Even in AAA games there is a great story of a game’s framerate & memory budget suddenly having problems and it being tracked down to a box of bullets … where each bullet has it’s own unique set of 2k textures and a 30k mesh and the entire box is actually filled with 30 bullets, not just the top few that are visible…
Sadly, no. It did in some early versions, and then it didn’t by the time non-beta builds of Unity were required to run it. Well, that’s not entirely true. As of LWRP 2.0.4 if you disable shadow cascades the main directional light shadows are sampled in the forward pass instead of the “Screenspace shadow resolve” as they call it in the change notes. https://docs.unity3d.com/Packages/com.unity.render-pipelines.lightweight@2.0/changelog/CHANGELOG.html
For mobile platforms, Unity’s forward renderer has never used the screen space shadows, and in some versions of Unity it was possible to disable this even for desktop / console builds, and by some versions I don’t mean major versions, but Unity 5.3 you could disable screen space shadows from the quality settings (using a setting not exposed to the inspector), but in 5.4 it was removed, and in some versions afterward disabling the screen space shadow shader would cause it to fall back to sampling the shadows in the forward pass, and in others it would just stop rendering the shadows entirely. For all of these cases only hard shadows were an option.
With LWRP 2.0.4 you can still use soft shadows for non-screen space shadows, which is a nice improvement over the built in forward renderer, but there are some issues still. Since you can’t use cascades for non-screen space shadows you generally need to set the shadow distance fairly small, and currently there is a hard edge where the shadow map ends rather than a soft fade like the built in renderer. When using soft shadows and a larger range the light bias has to be quite high leading to a lot of light bleeding. The light bias settings have to be set much higher in the LWRP compared to the built in renderers even with cascades as they use the same bias for all cascades rather than properly increasing the bias for each, so even there it’s a bit of a qualitative drop from the built in renderer. This means either the shadows in the distance show significant shadow acne, or your bias is set for the largest cascade which again produces significant light bleeding.
The most annoying part is the early versions of the LWRP did soft shadows and cascades in the forward passes, even on transparencies, which is pretty much exactly what many of us doing VR want. It was removed because the other techniques are more efficient and they were experiencing an explosion of shader variants as the LWRP is being designed to cover a broad range of platforms and uses, now even more so.

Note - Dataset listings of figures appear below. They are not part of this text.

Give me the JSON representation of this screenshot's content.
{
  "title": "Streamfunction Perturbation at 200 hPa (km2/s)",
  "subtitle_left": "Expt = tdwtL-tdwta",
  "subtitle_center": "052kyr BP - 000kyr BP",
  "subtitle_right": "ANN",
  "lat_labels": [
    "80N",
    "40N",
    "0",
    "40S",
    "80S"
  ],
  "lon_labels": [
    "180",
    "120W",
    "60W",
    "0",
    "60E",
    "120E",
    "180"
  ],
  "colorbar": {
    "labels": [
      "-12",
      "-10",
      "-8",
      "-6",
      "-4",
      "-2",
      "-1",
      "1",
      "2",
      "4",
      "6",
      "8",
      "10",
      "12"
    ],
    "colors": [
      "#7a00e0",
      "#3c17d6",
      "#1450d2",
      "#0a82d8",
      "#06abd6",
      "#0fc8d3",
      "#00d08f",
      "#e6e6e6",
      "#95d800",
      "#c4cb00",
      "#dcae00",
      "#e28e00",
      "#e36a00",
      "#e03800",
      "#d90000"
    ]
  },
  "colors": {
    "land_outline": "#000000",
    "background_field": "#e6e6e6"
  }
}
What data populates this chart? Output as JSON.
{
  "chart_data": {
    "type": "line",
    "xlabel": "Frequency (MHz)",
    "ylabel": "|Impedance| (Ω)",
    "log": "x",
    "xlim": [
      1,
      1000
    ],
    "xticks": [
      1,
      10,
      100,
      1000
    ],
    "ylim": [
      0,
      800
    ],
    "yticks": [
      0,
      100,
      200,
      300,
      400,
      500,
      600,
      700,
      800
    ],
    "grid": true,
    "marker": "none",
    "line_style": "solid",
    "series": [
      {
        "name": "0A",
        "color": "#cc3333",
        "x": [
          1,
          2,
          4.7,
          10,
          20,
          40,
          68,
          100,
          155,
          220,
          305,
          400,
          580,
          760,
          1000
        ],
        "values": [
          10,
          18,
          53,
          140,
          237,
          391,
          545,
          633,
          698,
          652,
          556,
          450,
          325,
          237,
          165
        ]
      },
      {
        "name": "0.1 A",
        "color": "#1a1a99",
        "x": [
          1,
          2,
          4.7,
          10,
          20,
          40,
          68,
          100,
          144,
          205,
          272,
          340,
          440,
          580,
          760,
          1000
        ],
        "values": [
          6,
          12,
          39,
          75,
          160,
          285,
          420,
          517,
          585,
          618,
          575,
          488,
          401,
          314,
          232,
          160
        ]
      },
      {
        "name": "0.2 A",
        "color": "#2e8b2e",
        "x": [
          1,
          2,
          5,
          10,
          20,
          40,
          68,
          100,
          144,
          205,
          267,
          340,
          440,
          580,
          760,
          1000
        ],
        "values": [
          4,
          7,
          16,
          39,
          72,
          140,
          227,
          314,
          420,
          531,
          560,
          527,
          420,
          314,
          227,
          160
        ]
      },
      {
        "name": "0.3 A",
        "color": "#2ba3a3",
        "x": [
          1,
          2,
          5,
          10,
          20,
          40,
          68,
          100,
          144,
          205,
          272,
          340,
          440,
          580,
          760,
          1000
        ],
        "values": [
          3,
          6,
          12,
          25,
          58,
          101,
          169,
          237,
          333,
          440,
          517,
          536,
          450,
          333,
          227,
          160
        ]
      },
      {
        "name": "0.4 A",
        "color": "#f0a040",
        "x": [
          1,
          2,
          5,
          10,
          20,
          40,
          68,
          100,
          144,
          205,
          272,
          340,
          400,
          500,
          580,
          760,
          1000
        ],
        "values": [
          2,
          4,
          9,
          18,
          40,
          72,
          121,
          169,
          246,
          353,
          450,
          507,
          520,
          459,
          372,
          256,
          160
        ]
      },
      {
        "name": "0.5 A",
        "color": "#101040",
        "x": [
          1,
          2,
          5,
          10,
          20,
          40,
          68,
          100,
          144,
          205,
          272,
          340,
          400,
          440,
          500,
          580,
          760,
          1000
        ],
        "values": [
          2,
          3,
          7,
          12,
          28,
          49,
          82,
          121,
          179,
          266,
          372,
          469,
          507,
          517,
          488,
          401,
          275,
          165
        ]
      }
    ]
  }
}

Also, Unity for their part has also acknowledged the current setup isn’t great for VR, and internally there are plans to look into this more.
I see! Very very informative, thank you! I’m actually doing a school VR game right now (due next month), and the shadows, while aren’t that visible in VR, kind of bug me a bit. Would your shader be able to solve the issue?
The concept shown in the shader, yes. The shader itself isn’t doing any shading, just sampling the shadow map and displaying that directly. To use this in a real environment would require some additional work to override the functions in AutoLight.cginc, or use a completely custom lighting model not using Unity’s shading code or surface shaders. I’ve shipped two games using variations on this technique, though I haven’t gotten it working properly for my current project since Unity is making it harder for me as they keep making modifications to the AutoLight.cginc.